Yansıtma yapan faktör, anima (erkeğin feminen elementlerle tamamlanması) dır. Kadın ne zaman rüyalarda, görüntülerde, fantezilerde belirirse; kadına ait bütün karakteristiklere sahip olur. O, bilicin bir icadı değildir fakat bilinçdışının kendiliğinden olan bir ürünüdür. Anne figürü bütün erkek çocuklar için kolektif arketipin animasından gelen bir dürtüdür.
Bu anima erkeklerde bulunan bir arketiptir fakat aynı şekilde bir arketip kadınlarda da olmalıdır. Erkeğin feminen elementlerle tamamlandığı gibi, kadın da maskülen elementlerle tamamlanır. Bu ilişkilere tümdengelim yöntemiyle ulaşılmıştır. Bu anima ve animus arketipleri, araştırmalarla doğrulanabilir. Erkek çocuğu için yansıtma yapan faktörün anne olduğu gibi, kız çocuğu için de yansıtma yapan faktör babadır. Kadın maskülen elementlerle tamamlandığı için onun bilinçdışında maskülenliğin tesiri vardır. Bu da, kadınlarla erkekler arasında psikolojik farklılığa sebep olur. Bunun için kadınlarda yansıtma yapan faktörü Jung, zihin ve ruh anlamlarına gelen animus olarak adlandırmıştır.
Anima ve animus karşılaştığında, animus kılıcını çeker ve anima baştan çıkarma ve illüzyon zehrini dışarı akıtır. Sonucun her zaman negatif olması gerekmez, anima ve animus eşit olarak aşka düşerler (ilk görüşte aşk). Aşk dilinin şaşırtıcı benzerliği, en yüksek sadakat ve bağlılık basmakalıp formüllerini kullanmasıdır.
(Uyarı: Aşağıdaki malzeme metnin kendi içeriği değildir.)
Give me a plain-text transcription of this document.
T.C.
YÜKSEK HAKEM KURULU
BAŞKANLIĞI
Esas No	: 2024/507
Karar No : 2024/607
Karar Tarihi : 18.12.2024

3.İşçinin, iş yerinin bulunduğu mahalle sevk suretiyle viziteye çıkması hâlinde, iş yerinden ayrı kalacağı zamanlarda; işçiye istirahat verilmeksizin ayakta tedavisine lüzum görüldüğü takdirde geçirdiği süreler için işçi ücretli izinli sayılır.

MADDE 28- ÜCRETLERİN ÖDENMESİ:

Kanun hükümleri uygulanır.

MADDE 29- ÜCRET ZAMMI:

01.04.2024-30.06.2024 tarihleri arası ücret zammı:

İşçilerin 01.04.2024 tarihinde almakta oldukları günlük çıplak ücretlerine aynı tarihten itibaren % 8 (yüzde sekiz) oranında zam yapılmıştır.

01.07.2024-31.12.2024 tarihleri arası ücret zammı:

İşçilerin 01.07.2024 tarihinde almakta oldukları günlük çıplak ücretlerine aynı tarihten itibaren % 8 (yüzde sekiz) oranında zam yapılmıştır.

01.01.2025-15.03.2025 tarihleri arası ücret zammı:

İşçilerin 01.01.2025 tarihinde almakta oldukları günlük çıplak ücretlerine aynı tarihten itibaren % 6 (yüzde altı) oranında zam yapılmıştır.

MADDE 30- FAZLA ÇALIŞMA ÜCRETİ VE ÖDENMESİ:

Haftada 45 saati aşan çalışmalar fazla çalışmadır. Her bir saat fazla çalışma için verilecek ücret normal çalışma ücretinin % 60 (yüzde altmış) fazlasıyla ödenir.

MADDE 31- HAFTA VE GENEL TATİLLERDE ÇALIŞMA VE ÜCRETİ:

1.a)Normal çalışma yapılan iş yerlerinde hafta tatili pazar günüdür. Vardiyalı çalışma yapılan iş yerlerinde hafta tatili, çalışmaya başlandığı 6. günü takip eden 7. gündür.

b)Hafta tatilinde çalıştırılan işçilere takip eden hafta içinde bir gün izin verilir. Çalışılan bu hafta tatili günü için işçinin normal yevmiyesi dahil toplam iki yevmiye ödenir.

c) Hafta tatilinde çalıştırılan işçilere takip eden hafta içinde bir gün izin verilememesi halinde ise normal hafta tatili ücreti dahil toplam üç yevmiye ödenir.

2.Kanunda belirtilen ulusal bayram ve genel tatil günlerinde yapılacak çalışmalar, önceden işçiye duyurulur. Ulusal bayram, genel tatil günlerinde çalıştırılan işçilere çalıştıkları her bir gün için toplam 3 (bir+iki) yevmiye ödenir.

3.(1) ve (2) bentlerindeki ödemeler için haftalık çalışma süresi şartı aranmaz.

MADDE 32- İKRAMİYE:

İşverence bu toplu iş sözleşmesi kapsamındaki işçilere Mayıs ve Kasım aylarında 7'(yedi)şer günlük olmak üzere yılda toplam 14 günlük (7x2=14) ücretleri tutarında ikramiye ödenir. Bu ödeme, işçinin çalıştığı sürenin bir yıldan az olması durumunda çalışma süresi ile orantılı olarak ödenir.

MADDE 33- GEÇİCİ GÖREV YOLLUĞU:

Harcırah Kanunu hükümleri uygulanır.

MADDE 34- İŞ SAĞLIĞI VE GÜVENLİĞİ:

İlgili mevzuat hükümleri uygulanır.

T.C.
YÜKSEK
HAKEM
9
Böylece partnerler, kendilerini kolektif bir durumda bulurlar. Onlar, diğeriyle ilgili olan bir illüzyonda yaşamışlardır.
Negatif ve pozitif yönleriyle anima ve animus ilişkisi her zaman animosity (düşmanlık) ile doludur. Erkeği saran düşmanlık, aşırı duygusallık ve darılma iken; kadını saran düşmanlık, inatçı görüşler, yorumlar, üstü kapalı sözler ve yanlış anlamalardır.

Referans:
Jung, C. G. (1969). Aıon: researches into the phenomenology of the self. Princeton: Princeton University Press.